Bloquer un site par son nom de domaine (exemple : jackpot.com) : Facile à mettre en place il suffit d’enlever une ligne dans l’annuaire de votre fournisseur d’accès (l’annuaire “DNS” vous dit que jackpot.com = 208.87.149.240). Mais il ne s’agit pas d’un blocage : si vous avez l’information dans votre carnet d’adresse personnel (”hosts”) rien ne vous empêche de consulter le site. De plus un nom de domaine n’est de nos jours plus aussi important qu’il l’était : la société qui gère jackpot.com peut aussi utiliser super-jackpot.com mega-jackpot.com jackpot.jp … comme autant de boites postales et contourner la censure plus vite qu’elle n’évolue. Les clients continueront à le trouver par leur moteur de recherche favori sans même s’en rendre compte.

Adresse

Une évolution de cette méthode consiste à bloquer l’adresse correspondante (208.87.149.240 en plus de jackpot.com). Mesure déjà plus couteuse à mettre en place pour les fournisseurs, elle présente de nombreux effets secondaires. Les services qui sont hébergés à la même adresse, sans aucun rapport avec le jeu en ligne (tel un immeuble de bureaux) seront aussi bloqués. Pour un professionnel du jeu préparé, déménager un service d’une adresse à l’autre se fait instantanément, sans frais et autant de fois qu’il le souhaite. Dans quelques années internet fonctionnera avec un nouveau système d’adresses “IPV6″. Tout service aura sa propre adresse ce qui évitera certains effets secondaires mais le déménagement n’en sera que plus facile. Ce genre de censure est typiquement efficace contre des particuliers, pas des spécialistes et encore moins dans l’avenir. La censure sur internet est délicate et couteuse en temps humain, alors que les contre mesures sont rapides et automatisables.
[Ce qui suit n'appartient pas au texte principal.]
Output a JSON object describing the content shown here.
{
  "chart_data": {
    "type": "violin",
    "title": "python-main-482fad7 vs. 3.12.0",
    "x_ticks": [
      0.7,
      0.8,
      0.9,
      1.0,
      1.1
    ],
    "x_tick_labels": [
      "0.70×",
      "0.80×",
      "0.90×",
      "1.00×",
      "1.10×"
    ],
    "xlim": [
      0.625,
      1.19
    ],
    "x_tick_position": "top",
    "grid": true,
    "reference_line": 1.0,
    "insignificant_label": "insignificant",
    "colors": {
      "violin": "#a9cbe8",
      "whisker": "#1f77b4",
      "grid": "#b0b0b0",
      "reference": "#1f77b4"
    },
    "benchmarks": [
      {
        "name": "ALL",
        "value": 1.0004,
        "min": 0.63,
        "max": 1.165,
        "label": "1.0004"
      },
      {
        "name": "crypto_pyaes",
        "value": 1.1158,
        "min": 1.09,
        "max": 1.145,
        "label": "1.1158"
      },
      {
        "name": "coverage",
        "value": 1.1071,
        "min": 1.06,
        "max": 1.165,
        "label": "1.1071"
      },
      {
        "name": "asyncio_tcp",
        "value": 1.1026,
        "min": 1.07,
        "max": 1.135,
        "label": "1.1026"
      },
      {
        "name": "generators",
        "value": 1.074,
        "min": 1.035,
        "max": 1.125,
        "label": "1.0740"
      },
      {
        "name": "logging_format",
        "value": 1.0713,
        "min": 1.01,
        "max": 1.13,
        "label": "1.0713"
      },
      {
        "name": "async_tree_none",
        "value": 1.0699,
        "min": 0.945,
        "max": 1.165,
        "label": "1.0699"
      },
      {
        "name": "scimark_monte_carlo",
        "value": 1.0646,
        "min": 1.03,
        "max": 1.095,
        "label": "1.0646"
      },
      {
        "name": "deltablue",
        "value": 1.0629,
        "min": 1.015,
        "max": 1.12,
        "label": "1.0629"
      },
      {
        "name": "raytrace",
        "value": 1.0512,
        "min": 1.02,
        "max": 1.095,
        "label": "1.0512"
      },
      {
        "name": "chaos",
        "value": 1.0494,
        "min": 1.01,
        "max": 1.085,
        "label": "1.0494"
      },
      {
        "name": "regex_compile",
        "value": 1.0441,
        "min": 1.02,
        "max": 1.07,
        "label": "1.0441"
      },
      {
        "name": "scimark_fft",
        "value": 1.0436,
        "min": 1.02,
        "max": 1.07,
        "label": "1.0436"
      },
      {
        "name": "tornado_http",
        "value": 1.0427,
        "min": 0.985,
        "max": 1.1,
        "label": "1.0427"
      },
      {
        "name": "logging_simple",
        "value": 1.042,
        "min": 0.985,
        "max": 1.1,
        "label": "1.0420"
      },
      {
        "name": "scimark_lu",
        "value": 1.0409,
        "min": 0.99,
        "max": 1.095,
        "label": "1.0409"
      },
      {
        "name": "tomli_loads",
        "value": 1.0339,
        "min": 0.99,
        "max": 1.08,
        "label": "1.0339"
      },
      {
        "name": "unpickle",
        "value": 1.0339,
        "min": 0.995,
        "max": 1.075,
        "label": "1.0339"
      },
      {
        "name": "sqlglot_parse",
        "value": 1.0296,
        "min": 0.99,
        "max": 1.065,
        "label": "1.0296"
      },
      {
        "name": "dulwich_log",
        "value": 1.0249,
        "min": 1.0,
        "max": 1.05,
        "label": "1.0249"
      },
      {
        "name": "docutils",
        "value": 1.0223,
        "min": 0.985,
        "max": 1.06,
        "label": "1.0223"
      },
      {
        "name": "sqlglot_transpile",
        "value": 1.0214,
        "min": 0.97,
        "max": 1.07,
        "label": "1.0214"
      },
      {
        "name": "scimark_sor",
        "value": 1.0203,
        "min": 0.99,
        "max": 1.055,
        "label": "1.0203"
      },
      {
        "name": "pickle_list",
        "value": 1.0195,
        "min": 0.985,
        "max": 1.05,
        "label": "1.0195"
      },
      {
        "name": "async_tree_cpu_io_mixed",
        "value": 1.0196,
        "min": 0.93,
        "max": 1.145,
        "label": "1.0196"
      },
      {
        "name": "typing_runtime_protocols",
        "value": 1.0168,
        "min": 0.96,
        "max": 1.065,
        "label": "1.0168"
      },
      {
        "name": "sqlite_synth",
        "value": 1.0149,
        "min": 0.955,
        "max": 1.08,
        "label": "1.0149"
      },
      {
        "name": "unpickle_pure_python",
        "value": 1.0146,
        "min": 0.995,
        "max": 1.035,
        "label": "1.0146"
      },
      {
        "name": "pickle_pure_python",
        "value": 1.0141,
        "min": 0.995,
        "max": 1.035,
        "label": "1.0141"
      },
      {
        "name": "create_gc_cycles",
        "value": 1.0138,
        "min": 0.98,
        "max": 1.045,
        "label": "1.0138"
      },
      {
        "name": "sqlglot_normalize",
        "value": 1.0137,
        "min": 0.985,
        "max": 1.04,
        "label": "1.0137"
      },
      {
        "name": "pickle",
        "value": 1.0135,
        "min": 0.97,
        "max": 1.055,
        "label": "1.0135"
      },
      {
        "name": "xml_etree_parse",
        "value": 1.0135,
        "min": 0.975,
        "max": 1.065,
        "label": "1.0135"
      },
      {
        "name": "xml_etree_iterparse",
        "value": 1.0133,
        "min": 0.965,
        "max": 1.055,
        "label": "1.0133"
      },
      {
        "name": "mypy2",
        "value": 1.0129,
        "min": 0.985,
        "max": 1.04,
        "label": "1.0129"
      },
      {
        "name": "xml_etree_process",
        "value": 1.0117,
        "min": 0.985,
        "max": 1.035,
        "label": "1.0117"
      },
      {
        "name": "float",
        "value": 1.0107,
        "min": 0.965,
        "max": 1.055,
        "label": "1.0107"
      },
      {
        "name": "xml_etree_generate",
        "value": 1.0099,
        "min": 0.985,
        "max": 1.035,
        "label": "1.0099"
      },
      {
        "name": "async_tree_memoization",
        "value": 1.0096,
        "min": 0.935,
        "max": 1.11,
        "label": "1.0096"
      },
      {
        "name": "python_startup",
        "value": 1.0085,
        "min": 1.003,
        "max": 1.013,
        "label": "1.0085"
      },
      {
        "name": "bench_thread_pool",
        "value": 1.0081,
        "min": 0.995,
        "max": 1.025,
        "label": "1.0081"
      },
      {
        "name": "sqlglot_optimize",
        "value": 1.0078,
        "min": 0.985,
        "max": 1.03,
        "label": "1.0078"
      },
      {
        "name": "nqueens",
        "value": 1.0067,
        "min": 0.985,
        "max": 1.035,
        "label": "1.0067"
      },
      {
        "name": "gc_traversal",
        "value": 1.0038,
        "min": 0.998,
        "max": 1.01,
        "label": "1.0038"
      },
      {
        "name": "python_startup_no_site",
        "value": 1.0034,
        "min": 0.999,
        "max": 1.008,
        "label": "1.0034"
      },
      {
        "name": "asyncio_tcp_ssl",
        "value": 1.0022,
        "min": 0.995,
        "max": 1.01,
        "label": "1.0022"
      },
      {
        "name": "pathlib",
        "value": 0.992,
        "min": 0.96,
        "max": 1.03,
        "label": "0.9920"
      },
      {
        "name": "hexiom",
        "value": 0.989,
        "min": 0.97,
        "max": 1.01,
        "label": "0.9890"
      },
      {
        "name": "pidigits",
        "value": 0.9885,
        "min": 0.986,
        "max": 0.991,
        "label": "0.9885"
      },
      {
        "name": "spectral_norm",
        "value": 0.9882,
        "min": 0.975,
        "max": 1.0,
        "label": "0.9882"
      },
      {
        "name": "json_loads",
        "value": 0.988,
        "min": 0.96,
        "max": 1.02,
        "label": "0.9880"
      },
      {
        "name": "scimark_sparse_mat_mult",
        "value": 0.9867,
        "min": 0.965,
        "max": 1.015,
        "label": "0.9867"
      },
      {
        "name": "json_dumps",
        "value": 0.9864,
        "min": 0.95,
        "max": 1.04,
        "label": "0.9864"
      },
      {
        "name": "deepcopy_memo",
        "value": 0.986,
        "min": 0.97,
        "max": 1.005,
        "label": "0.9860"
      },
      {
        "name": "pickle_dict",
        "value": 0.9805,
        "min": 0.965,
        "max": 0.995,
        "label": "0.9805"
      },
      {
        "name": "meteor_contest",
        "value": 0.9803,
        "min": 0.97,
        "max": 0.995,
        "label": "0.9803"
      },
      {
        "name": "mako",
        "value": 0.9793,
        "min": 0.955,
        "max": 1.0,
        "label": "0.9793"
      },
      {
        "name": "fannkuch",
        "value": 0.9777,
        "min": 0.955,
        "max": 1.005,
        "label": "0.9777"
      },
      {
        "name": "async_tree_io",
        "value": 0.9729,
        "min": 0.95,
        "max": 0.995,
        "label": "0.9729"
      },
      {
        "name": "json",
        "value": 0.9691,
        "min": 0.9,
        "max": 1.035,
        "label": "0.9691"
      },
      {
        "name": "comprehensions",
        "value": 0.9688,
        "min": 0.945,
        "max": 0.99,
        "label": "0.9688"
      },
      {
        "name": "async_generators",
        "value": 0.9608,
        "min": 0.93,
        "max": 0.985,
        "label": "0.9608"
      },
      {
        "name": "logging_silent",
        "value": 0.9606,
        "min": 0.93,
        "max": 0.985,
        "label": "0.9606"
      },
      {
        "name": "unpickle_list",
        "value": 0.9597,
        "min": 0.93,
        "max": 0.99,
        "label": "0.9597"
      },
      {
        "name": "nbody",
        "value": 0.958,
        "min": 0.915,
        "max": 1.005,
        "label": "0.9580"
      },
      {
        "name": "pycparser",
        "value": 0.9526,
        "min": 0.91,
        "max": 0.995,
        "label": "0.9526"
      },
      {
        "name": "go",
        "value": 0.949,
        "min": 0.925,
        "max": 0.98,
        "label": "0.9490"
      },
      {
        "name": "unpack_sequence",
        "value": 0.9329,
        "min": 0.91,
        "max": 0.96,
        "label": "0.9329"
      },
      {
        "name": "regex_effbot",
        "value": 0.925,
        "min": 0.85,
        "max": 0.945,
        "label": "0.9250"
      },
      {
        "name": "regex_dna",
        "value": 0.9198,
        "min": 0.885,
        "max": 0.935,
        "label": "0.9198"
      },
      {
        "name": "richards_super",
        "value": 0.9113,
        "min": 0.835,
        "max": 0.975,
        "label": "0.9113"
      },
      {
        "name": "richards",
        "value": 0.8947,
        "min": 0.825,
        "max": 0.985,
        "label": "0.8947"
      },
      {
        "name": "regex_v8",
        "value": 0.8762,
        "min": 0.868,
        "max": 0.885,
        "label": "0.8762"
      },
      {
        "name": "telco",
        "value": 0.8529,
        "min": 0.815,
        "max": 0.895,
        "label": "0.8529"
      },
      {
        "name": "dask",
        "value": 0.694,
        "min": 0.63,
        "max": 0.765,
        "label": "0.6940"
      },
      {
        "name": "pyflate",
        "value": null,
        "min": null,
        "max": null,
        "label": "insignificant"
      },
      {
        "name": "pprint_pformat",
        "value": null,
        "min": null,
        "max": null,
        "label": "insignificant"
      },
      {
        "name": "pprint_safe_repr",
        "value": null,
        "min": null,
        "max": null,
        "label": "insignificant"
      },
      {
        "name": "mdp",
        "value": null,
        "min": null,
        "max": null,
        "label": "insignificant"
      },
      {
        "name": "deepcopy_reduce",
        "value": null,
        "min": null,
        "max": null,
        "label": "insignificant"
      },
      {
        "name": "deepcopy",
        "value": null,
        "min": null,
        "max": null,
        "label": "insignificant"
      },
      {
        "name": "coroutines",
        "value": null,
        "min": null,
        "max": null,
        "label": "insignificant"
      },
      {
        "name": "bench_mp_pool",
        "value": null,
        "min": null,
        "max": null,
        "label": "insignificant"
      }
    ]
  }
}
Le jeu sur internet est social

Cette première série de mesures repose sur le concept de “site internet” : dans la croyance populaire le site aurait une adresse et un nom bien précis, uniques. L’internaute utiliserait ce nom pour chercher le bon service et l’adresse pour s’y rendre.

Or le jeu sur internet est éminemment social : Vous irez jouer une partie sur un site parce qu’un ami vous y aura invité. Vous jouerez sur les résultats de votre équipe favorite en même temps que les autres fans. Vous miserez sur les résultats d’une élection en réaction à un sondage. Vous obtiendrez une mise gratuite si vous invitez 10 amis. Dans ce mode de fonctionnement le nom ou l’adresse n’ont pas de sens, le jeu est incorporé dans votre site social préféré, connecté à Facebook ou Twitter sans que ces plateformes ne le contrôlent. Les moyens de censure proposés n’effleurent même pas ce web 2.0.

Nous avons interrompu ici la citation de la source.